Are you using MQTT? Are you connecting directly to the topic? If so, how? What’s the topic format? prefix/topic/[???]/. I used an explorer, but I was a little confused on how to understand the topic strings.

I had to do the same thing to stop my washer and dryer notifications from showing after every ha restart. The problem started in my automation, which used a state change node and checks if it is below 12W for a few seconds. Since the machines draw constant power while off, it only triggers once when the cycle ends. However, during reboot the states go to unavailable for a bit, then a new 0W state is sent, which triggers the notification.

I fixed this using a state trigger node. The allowed conditions include current and previous states are not unknown or unavailable, and current state is <12. Then I have a default output for previous state >=12, which feeds the rest of the notification flow.
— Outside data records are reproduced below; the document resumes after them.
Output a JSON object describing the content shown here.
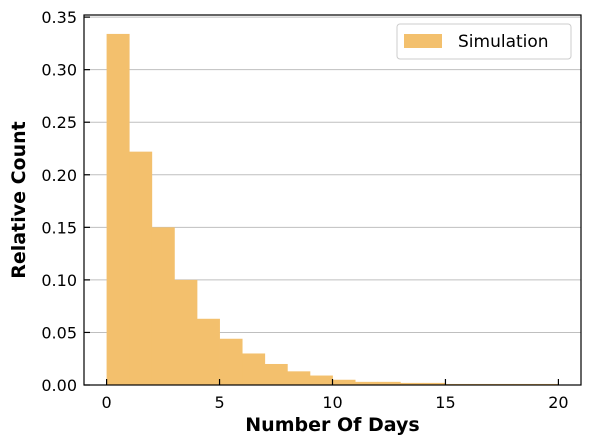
{
  "chart_data": {
    "type": "bar",
    "subtype": "histogram",
    "xlabel": "Number Of Days",
    "ylabel": "Relative Count",
    "xlim": [
      -1,
      21
    ],
    "ylim": [
      0,
      0.352
    ],
    "xticks": [
      0,
      5,
      10,
      15,
      20
    ],
    "xtick_labels": [
      "0",
      "5",
      "10",
      "15",
      "20"
    ],
    "yticks": [
      0,
      0.05,
      0.1,
      0.15,
      0.2,
      0.25,
      0.3,
      0.35
    ],
    "ytick_labels": [
      "0.00",
      "0.05",
      "0.10",
      "0.15",
      "0.20",
      "0.25",
      "0.30",
      "0.35"
    ],
    "grid": {
      "y": true,
      "x": false
    },
    "legend": {
      "placement": "top-right"
    },
    "series": [
      {
        "name": "Simulation",
        "color": "#f3c06d",
        "bins": [
          {
            "start": 0,
            "end": 1,
            "value": 0.334
          },
          {
            "start": 1,
            "end": 2,
            "value": 0.222
          },
          {
            "start": 2,
            "end": 3,
            "value": 0.15
          },
          {
            "start": 3,
            "end": 4,
            "value": 0.1
          },
          {
            "start": 4,
            "end": 5,
            "value": 0.063
          },
          {
            "start": 5,
            "end": 6,
            "value": 0.044
          },
          {
            "start": 6,
            "end": 7,
            "value": 0.03
          },
          {
            "start": 7,
            "end": 8,
            "value": 0.02
          },
          {
            "start": 8,
            "end": 9,
            "value": 0.013
          },
          {
            "start": 9,
            "end": 10,
            "value": 0.009
          },
          {
            "start": 10,
            "end": 11,
            "value": 0.005
          },
          {
            "start": 11,
            "end": 12,
            "value": 0.003
          },
          {
            "start": 12,
            "end": 13,
            "value": 0.003
          },
          {
            "start": 13,
            "end": 14,
            "value": 0.002
          },
          {
            "start": 14,
            "end": 15,
            "value": 0.002
          },
          {
            "start": 15,
            "end": 16,
            "value": 0.001
          },
          {
            "start": 16,
            "end": 17,
            "value": 0.001
          },
          {
            "start": 17,
            "end": 18,
            "value": 0.001
          },
          {
            "start": 18,
            "end": 19,
            "value": 0.001
          },
          {
            "start": 19,
            "end": 20,
            "value": 0.001
          }
        ]
      }
    ]
  }
}
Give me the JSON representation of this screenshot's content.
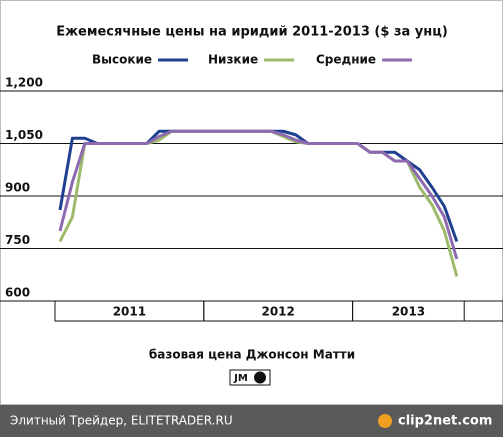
{
  "chart_data": {
    "type": "line",
    "title": "Ежемесячные цены на иридий 2011-2013 ($ за унц)",
    "categories": [
      null,
      null,
      null,
      null,
      null,
      null,
      null,
      null,
      null,
      null,
      null,
      null,
      null,
      null,
      null,
      null,
      null,
      null,
      null,
      null,
      null,
      null,
      null,
      null,
      null,
      null,
      null,
      null,
      null,
      null,
      null,
      null,
      null
    ],
    "x_groups": [
      {
        "label": "2011",
        "count": 12
      },
      {
        "label": "2012",
        "count": 12
      },
      {
        "label": "2013",
        "count": 9
      }
    ],
    "series": [
      {
        "name": "Высокие",
        "color": "#1f3f8f",
        "values": [
          860,
          1065,
          1065,
          1050,
          1050,
          1050,
          1050,
          1050,
          1085,
          1085,
          1085,
          1085,
          1085,
          1085,
          1085,
          1085,
          1085,
          1085,
          1085,
          1075,
          1050,
          1050,
          1050,
          1050,
          1050,
          1025,
          1025,
          1025,
          1000,
          975,
          925,
          870,
          770
        ]
      },
      {
        "name": "Низкие",
        "color": "#9bbb6a",
        "values": [
          770,
          840,
          1050,
          1050,
          1050,
          1050,
          1050,
          1050,
          1060,
          1085,
          1085,
          1085,
          1085,
          1085,
          1085,
          1085,
          1085,
          1085,
          1070,
          1055,
          1050,
          1050,
          1050,
          1050,
          1050,
          1025,
          1025,
          1000,
          1000,
          925,
          875,
          800,
          670
        ]
      },
      {
        "name": "Средние",
        "color": "#8e6bb0",
        "values": [
          800,
          940,
          1050,
          1050,
          1050,
          1050,
          1050,
          1050,
          1070,
          1085,
          1085,
          1085,
          1085,
          1085,
          1085,
          1085,
          1085,
          1085,
          1075,
          1060,
          1050,
          1050,
          1050,
          1050,
          1050,
          1025,
          1025,
          1000,
          1000,
          950,
          900,
          840,
          720
        ]
      }
    ],
    "ylim": [
      600,
      1200
    ],
    "yticks": [
      600,
      750,
      900,
      {
        "value": 1050,
        "label": "1,050"
      },
      {
        "value": 1200,
        "label": "1,200"
      }
    ],
    "grid": true,
    "source": "базовая цена Джонсон Матти",
    "logo": "JM"
  },
  "footer": {
    "left": "Элитный Трейдер, ELITETRADER.RU",
    "right": "clip2net.com"
  }
}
This way, nothing flows after a restart, and anytime the power drops below 12W (falling edge detect) the flow starts. I have a delay downstream to make sure it stays <12 for longer than 5sec (since the washer sometimes briefly dips below that during a cycle).

The event trigger nodes are very useful for this sort of thing… I was able to greatly simplify some of my flows by removing function nodes and replacing the if/else checks with conditions in the trigger node.

Ah ha! Nice. After several restarts and a fair bit of debugging, I think I finally figured out it.

  • For starters: State Type has to be “String.” Setting it to “Integer” will prevent proper checking against string states, e.g. “unknown.”
  • Set constraints of previous state to be “is not” “unknown” and “is not” “0” (our washer doesn’t draw ambient power
    • “is not” “0” is necessary as MQTT continuously triggers a state change, even if it’s from 0 to 0.
    • I also found out Tasmota MQTT updates state every 5 minutes.
  • Output only on “is” “0” - I changed payload (which removes a node!) to “Washer Finished”

I have no other downstream nodes. msg.payload is sent directly to my notification nodes.